Asoka Abeygunawardana, Executive Director of the Energy Forum said, even if the government decided today to go ahead with a coal or LNG power plant, all efforts would not be able to halt a power crisis since it will take years before a plant is commissioned and made operable.

“If the government intends to have a fixed terminal, it will take at least four years for the construction to be complete. The only option would be to pursue a floating terminal instead of a fixed one, ” he said.

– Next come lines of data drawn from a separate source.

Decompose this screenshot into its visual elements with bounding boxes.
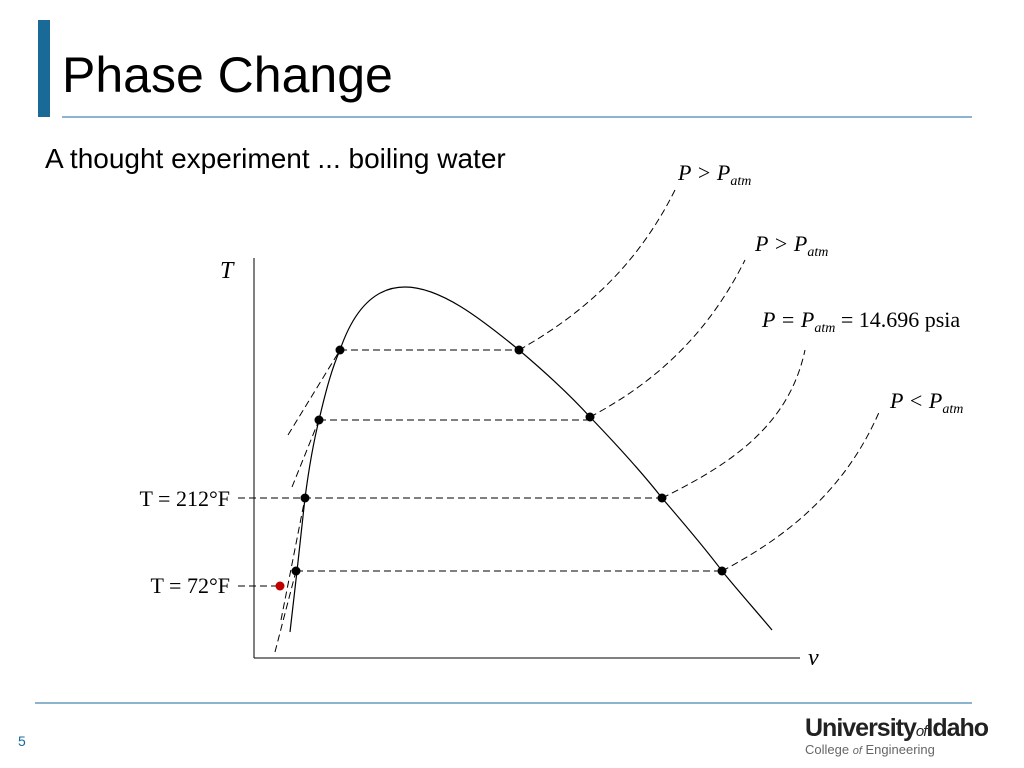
isobar-label: P > Patm	[677, 160, 751, 189]
x-axis-label: v	[808, 645, 819, 671]
isobar-label: P = Patm = 14.696 psia	[761, 307, 960, 336]
diagram: T v P > Patm P > Patm P = Patm = 14.696 …	[140, 160, 964, 671]
title-accent	[38, 20, 50, 117]
subtitle: A thought experiment ... boiling water	[45, 143, 506, 174]
isobar-label: P < Patm	[889, 388, 963, 417]
logo-college: College of Engineering	[805, 742, 935, 757]
saturation-dome	[289, 286, 773, 633]
state-points	[291, 345, 727, 576]
page-number: 5	[18, 733, 26, 749]
vapor-isobars	[518, 189, 881, 572]
isobar-label: P > Patm	[754, 231, 828, 260]
initial-state	[275, 581, 285, 591]
temperature-label: T = 212°F	[140, 486, 230, 511]
y-axis-label: T	[220, 258, 235, 284]
temperature-label: T = 72°F	[151, 573, 230, 598]
logo-name: UniversityofIdaho	[805, 714, 989, 742]
isotherms	[238, 349, 722, 587]
liquid-isobars	[274, 349, 341, 653]
title: Phase Change	[62, 47, 393, 103]
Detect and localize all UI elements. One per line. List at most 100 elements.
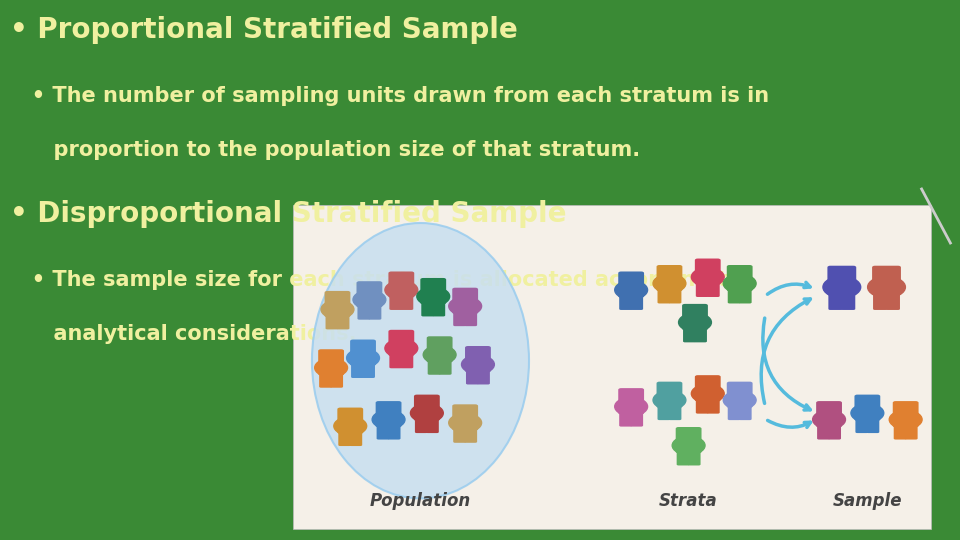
FancyBboxPatch shape	[477, 367, 490, 384]
FancyBboxPatch shape	[707, 280, 720, 297]
FancyBboxPatch shape	[414, 395, 440, 421]
FancyBboxPatch shape	[727, 382, 753, 408]
FancyBboxPatch shape	[453, 309, 467, 326]
FancyBboxPatch shape	[687, 448, 701, 465]
Text: analytical considerations.: analytical considerations.	[10, 324, 356, 344]
Circle shape	[679, 313, 711, 332]
FancyBboxPatch shape	[389, 272, 415, 298]
Text: proportion to the population size of that stratum.: proportion to the population size of tha…	[10, 140, 639, 160]
FancyBboxPatch shape	[337, 408, 363, 434]
FancyBboxPatch shape	[356, 281, 382, 308]
FancyBboxPatch shape	[855, 416, 869, 433]
FancyBboxPatch shape	[872, 266, 900, 295]
Circle shape	[614, 281, 648, 299]
FancyBboxPatch shape	[866, 416, 879, 433]
FancyBboxPatch shape	[400, 351, 414, 368]
FancyBboxPatch shape	[421, 299, 434, 316]
FancyBboxPatch shape	[420, 278, 446, 304]
Ellipse shape	[312, 223, 529, 498]
FancyBboxPatch shape	[904, 422, 918, 440]
FancyBboxPatch shape	[330, 370, 343, 388]
Circle shape	[614, 397, 648, 416]
FancyBboxPatch shape	[816, 401, 842, 428]
Text: • Disproportional Stratified Sample: • Disproportional Stratified Sample	[10, 200, 566, 228]
FancyBboxPatch shape	[432, 299, 445, 316]
Circle shape	[372, 410, 405, 429]
FancyBboxPatch shape	[728, 286, 741, 303]
FancyBboxPatch shape	[388, 422, 400, 440]
FancyBboxPatch shape	[319, 370, 332, 388]
Circle shape	[423, 346, 456, 364]
Text: • The sample size for each stratum is allocated according to: • The sample size for each stratum is al…	[10, 270, 741, 290]
FancyBboxPatch shape	[828, 290, 843, 310]
FancyBboxPatch shape	[389, 330, 415, 356]
Circle shape	[315, 359, 348, 377]
FancyBboxPatch shape	[668, 286, 682, 303]
FancyBboxPatch shape	[676, 427, 702, 454]
FancyBboxPatch shape	[828, 266, 856, 295]
Circle shape	[672, 436, 705, 455]
FancyBboxPatch shape	[828, 422, 841, 440]
FancyBboxPatch shape	[684, 325, 696, 342]
FancyBboxPatch shape	[439, 357, 451, 375]
Circle shape	[851, 404, 884, 422]
Circle shape	[385, 339, 418, 357]
FancyBboxPatch shape	[350, 340, 376, 366]
FancyBboxPatch shape	[337, 312, 349, 329]
Circle shape	[823, 276, 861, 298]
Circle shape	[417, 287, 449, 306]
FancyBboxPatch shape	[338, 429, 351, 446]
FancyBboxPatch shape	[465, 309, 477, 326]
FancyBboxPatch shape	[466, 367, 479, 384]
FancyBboxPatch shape	[694, 325, 707, 342]
FancyBboxPatch shape	[728, 403, 741, 420]
Circle shape	[889, 410, 922, 429]
FancyBboxPatch shape	[362, 361, 375, 378]
FancyBboxPatch shape	[400, 293, 414, 310]
FancyBboxPatch shape	[696, 396, 708, 414]
FancyBboxPatch shape	[630, 409, 643, 427]
FancyBboxPatch shape	[695, 259, 721, 285]
Circle shape	[691, 384, 724, 403]
Text: Strata: Strata	[660, 492, 718, 510]
Circle shape	[653, 391, 685, 409]
FancyBboxPatch shape	[677, 448, 689, 465]
FancyBboxPatch shape	[357, 302, 371, 320]
FancyBboxPatch shape	[426, 416, 439, 433]
Circle shape	[353, 291, 386, 309]
FancyBboxPatch shape	[618, 272, 644, 298]
FancyBboxPatch shape	[738, 403, 752, 420]
FancyBboxPatch shape	[318, 349, 344, 376]
FancyBboxPatch shape	[376, 422, 390, 440]
FancyBboxPatch shape	[886, 290, 900, 310]
FancyBboxPatch shape	[349, 429, 362, 446]
Text: Population: Population	[370, 492, 471, 510]
FancyBboxPatch shape	[390, 293, 402, 310]
FancyBboxPatch shape	[415, 416, 428, 433]
Text: • Proportional Stratified Sample: • Proportional Stratified Sample	[10, 16, 517, 44]
Circle shape	[812, 410, 846, 429]
FancyBboxPatch shape	[873, 290, 887, 310]
Text: • The number of sampling units drawn from each stratum is in: • The number of sampling units drawn fro…	[10, 86, 769, 106]
FancyBboxPatch shape	[452, 288, 478, 314]
FancyBboxPatch shape	[465, 426, 477, 443]
FancyBboxPatch shape	[817, 422, 830, 440]
Circle shape	[448, 414, 482, 432]
FancyBboxPatch shape	[696, 280, 708, 297]
Circle shape	[448, 297, 482, 315]
FancyBboxPatch shape	[619, 293, 633, 310]
Text: Sample: Sample	[832, 492, 902, 510]
Circle shape	[321, 300, 354, 319]
FancyBboxPatch shape	[630, 293, 643, 310]
FancyBboxPatch shape	[658, 286, 670, 303]
Circle shape	[347, 349, 379, 367]
FancyBboxPatch shape	[707, 396, 720, 414]
FancyBboxPatch shape	[452, 404, 478, 431]
Circle shape	[723, 391, 756, 409]
Circle shape	[868, 276, 905, 298]
FancyBboxPatch shape	[657, 265, 683, 292]
FancyBboxPatch shape	[325, 312, 339, 329]
Circle shape	[462, 355, 494, 374]
FancyBboxPatch shape	[683, 304, 708, 330]
FancyBboxPatch shape	[369, 302, 381, 320]
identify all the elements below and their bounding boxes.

Questionable long term generation plan

“If we had forged ahead with the Long Term Generation Plan proposed by the CEB, we could have averted such a crisis,” said Abeyagunawardena. “Now we will have to look at an aggressive plan to increase 200 megawatts by 2018, and 300 megawatts by 2022.”

New plan

The Long Term Generation Plan prepared by the CEB was rejected by its regulator, the Public Utilities Commission (PUCSL) which found inconsistencies in the plan. The PUCSL has written to the CEB to clarify some of the proposals and revert back with the generation plan in April this year. An official at the CEB told the Sunday Observer that a new plan was being discussed, which has not been finalized yet.

Accelerating plans for diesel power plant

Energy Expert Dr. Thilak Siyambalapitiya said, the government will be seen fast tracking diesel powered plants if it were to stop the lights from fading out on the country.

“Diesel powered plants are expensive, but effective in emergency situations such as these,” he said, referring to the impending power crisis. “At present we are not going ahead with any of the planned power plants, neither do we have any new plants scheduled, which is a tragic reality.”

He added, it could have been easily averted if the government had let the CEB proceed with the construction of the power plant. “Politicians cannot calculate, we can, and so can the CEB. That’s how we know of the energy deficit and forecast it,” he said.